Ali Khamenei, le guide suprême du régime, a accéléré la machine à tuer et à exécuter pour empêcher un soulèvement, créer un climat de terreur et échapper aux conséquences du bellicisme qui l’assaillent de plus en plus. Au moins neuf condamnés ont été pendus ce 21 avril et 26 autres ont été exécutés au cours des onze jours qui ont suivi l’Aïd al-Fitr dans les prisons de Zandjan, Ispahan, Oroumieh, Hamedan, Machhad, Qezel-Hessar, Tabriz, Ahwaz, Kerman et Tchabahar.

Ce 21 avril, les bourreaux de Khamenei ont pendu neuf prisonniers dans les prisons de Kerman, Qezel-Hessar et Tchabahar. Ahmad Reza Miri, Shamsoddine Keshani, Shokat Shahbakhsh et un autre prisonnier, tous des compatriotes baloutches, ainsi qu’un compatriote kurde nommé Mardani ont été pendus à la prison centrale de Kerman ; Alireza Shahbaz et Ali Jafar Taheri à la prison de Qezel-Hessar ; Saïd Jadghan et Mohammad Anjam Roz à la prison de Tchabahar.

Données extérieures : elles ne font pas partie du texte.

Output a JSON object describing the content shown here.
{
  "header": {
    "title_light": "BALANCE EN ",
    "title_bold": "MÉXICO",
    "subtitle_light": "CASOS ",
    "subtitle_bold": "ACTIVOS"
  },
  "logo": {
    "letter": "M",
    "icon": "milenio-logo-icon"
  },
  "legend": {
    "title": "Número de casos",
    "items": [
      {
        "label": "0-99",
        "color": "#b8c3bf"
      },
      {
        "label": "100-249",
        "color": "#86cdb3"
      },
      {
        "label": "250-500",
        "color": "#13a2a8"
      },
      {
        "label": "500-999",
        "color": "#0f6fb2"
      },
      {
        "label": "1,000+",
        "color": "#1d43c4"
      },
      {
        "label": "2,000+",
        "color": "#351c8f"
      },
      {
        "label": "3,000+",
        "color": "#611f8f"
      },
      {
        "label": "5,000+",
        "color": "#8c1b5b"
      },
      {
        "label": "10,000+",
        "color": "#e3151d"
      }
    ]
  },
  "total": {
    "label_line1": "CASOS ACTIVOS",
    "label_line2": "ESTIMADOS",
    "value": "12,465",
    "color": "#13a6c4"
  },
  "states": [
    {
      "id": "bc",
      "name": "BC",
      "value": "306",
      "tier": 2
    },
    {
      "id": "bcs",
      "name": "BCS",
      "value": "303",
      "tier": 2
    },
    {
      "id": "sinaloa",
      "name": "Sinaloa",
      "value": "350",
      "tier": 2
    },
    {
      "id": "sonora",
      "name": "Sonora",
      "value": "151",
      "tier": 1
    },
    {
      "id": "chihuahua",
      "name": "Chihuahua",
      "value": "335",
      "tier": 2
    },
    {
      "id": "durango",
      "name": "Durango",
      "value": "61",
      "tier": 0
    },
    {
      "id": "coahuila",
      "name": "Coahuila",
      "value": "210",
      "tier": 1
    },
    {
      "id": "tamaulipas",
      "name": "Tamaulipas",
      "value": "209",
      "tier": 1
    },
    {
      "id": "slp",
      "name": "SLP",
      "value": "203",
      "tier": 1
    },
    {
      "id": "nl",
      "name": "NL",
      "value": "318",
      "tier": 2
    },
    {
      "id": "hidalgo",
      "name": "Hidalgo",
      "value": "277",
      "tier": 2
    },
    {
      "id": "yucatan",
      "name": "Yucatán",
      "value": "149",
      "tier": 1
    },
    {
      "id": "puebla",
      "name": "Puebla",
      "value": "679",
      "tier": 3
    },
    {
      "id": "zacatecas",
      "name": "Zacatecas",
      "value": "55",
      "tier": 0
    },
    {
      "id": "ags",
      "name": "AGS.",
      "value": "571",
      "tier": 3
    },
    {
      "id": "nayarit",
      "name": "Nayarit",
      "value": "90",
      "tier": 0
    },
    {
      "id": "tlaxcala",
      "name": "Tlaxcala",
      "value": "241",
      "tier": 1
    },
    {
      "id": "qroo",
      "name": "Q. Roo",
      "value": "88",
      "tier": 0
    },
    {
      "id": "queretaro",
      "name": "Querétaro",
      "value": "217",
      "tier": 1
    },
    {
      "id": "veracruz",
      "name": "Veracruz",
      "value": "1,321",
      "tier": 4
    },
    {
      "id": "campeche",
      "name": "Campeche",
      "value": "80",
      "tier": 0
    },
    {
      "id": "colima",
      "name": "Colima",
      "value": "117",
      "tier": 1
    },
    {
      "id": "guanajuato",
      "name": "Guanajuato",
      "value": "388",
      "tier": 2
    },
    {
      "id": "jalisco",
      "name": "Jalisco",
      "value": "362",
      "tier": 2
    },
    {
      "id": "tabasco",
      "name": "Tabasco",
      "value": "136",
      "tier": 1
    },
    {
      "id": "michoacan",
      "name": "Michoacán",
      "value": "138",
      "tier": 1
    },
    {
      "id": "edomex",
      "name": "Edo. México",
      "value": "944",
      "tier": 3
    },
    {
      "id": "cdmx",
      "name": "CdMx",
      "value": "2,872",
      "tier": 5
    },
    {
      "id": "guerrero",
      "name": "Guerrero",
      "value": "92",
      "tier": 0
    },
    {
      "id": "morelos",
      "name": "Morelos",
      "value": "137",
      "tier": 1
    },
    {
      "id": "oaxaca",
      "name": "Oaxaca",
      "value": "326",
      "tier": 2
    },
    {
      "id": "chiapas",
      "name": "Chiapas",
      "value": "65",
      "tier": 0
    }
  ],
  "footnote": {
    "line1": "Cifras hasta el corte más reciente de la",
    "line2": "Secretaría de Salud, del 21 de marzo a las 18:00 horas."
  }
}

Le jeudi 18 avril, les bourreaux ont pendu quatre condamnés, dont deux frères nommés Zaman et Salam Taheri, Gholam Gader Samani et Ebrahim Nourzehi, à la prison centrale de Machhad et Fariborz Dadgar à la prison Sepidar d’Ahwaz. Le mercredi 17 avril, Valiollah Bakhtavar a été exécuté à la prison centrale de Tabriz et un autre prisonnier à la prison de Qezel-Hessar. Les 11, 13, 14 et 15 avril, dix autres prisonniers ont été pendus, comme le CNRI l’a annoncé dans son précédent communiqué.

La Résistance iranienne appelle une fois de plus les Nations unies, ses organes compétents, l’Union européenne et ses États membres à prendre des mesures immédiates pour arrêter la machine de torture et d’exécution de la dictature belliciste des mollahs et pour sauver la vie de milliers de condamnés à mort. Les dirigeants de ce régime, en particulier Ali Khamenei, le guide suprême, Ebrahim Raïssi, son président, et Mohseni-Ejei, le chef de son pouvoir judiciaire, doivent être traduits en justice pour quatre décennies de crimes contre l’humanité et de génocide.